Snowpack was relatively higher in subsequent years, which is also when the marmot population appeared stable. Surveyors from 2010 to 2015 even noticed marmots in colonies thought to be extinct. The park doesn’t have any recent data analyzed to know how the marmots have since fared. Biologists are busy removing goats, reintroducing fishers, and researching martens — an ever-lengthy to-do list that keeps pushing marmots down on the park’s priorities. Griffin’s work, which is twenty years old, is the most recent in-depth look at the marmots, and the park’s wildlife biologist Patti Happe says it’s tough to get funding to do more research. So far, recent anecdotal reports of the marmots don’t seem good, she says. 

Researchers and the Washington Department of Fish and Wildlife recommended that the park consider killing coyotes to save the marmots. When just one coyote was killed in the park in the early 2000s after threatening a child near Hurricane Ridge, marmot survival rates in nearby colonies jumped from 60 percent to 80 percent the next summer. Happe says it isn’t feasible for the park to control the coyote population, and that reintroducing wolves is a more likely solution.
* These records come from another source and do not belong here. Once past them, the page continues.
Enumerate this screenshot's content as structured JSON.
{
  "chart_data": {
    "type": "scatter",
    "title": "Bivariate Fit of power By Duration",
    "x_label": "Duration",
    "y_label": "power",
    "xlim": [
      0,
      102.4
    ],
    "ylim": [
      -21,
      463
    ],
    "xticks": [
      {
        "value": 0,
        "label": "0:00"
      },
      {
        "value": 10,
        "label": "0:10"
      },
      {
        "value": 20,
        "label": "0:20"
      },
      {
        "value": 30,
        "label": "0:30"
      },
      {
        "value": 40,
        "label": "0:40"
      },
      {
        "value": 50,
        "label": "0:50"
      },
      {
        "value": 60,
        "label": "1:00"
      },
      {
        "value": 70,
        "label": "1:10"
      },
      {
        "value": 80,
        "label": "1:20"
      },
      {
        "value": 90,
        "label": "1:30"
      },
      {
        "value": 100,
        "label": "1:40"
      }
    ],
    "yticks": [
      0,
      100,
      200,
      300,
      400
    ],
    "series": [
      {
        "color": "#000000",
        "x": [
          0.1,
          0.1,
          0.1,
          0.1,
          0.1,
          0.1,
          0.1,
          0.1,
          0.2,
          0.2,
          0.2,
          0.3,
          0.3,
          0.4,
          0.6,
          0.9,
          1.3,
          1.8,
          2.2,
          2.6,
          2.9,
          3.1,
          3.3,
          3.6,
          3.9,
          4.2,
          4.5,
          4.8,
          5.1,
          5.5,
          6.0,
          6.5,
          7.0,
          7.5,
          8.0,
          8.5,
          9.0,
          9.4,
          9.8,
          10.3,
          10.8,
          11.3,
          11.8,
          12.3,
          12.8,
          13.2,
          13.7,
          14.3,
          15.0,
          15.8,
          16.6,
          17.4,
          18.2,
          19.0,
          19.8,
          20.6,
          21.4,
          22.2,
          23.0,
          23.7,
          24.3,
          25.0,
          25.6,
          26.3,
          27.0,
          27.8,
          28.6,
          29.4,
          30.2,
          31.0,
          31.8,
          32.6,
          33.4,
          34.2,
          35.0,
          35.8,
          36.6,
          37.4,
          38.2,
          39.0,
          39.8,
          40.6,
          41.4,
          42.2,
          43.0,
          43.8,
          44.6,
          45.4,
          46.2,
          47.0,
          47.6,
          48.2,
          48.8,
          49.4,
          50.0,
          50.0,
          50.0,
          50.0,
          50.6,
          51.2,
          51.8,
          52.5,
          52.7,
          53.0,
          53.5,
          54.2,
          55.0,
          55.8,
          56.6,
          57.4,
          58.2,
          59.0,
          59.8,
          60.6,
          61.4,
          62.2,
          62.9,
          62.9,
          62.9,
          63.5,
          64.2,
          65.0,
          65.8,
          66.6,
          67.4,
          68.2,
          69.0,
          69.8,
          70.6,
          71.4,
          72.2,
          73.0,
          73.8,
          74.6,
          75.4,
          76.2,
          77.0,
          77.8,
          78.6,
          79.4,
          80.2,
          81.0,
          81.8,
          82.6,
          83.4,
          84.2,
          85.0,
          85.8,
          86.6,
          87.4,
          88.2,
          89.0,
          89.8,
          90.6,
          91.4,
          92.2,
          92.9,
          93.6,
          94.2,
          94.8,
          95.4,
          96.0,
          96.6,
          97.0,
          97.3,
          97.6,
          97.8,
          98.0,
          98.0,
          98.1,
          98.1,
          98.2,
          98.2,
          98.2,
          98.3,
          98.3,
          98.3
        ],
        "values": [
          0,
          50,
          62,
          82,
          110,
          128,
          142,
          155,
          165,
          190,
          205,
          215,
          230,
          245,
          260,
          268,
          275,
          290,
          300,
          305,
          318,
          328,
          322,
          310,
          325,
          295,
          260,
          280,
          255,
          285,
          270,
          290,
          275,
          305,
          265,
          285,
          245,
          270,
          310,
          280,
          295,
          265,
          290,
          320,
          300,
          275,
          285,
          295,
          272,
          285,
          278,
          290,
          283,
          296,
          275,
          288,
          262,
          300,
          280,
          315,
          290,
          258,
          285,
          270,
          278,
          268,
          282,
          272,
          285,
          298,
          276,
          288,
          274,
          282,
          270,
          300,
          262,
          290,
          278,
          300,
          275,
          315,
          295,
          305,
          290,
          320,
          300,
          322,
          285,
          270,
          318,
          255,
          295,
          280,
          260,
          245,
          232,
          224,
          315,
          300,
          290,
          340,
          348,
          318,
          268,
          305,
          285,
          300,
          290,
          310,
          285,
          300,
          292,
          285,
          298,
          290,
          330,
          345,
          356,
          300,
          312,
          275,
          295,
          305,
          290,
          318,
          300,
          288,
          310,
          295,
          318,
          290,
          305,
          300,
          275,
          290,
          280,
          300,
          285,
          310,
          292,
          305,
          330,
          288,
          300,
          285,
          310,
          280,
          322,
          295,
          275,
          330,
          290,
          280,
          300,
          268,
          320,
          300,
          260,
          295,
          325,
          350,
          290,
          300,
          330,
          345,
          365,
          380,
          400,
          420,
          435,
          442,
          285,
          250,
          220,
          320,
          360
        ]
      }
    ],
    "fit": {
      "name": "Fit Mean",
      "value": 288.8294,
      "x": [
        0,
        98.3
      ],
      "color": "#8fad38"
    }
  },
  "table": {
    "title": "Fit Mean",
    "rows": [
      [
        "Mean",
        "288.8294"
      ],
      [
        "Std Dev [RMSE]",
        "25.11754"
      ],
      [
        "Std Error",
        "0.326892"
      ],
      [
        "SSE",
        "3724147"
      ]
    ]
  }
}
Illustration by Ramon Shiloh

 

A wildlife biologist who confirmed wolves were gone from the peninsula in the 1930s also recommended that they be returned to the valleys once the national park was created in 1938. A 1974 management plan and 1981 National Park Service advisory board recommended staff start planning reintroduction programs. Decades have now passed, and wolves still aren’t back. 

Wolves have naturally made their way back to Washington state, though they haven’t crossed into areas west of Interstate 5 yet, and it’s not guaranteed that they will. Reintroducing them remains on the park’s to-do list, but such an endeavor will be slow to navigate through the muck of bureaucracy and politics.

Marmots might not have time to wait.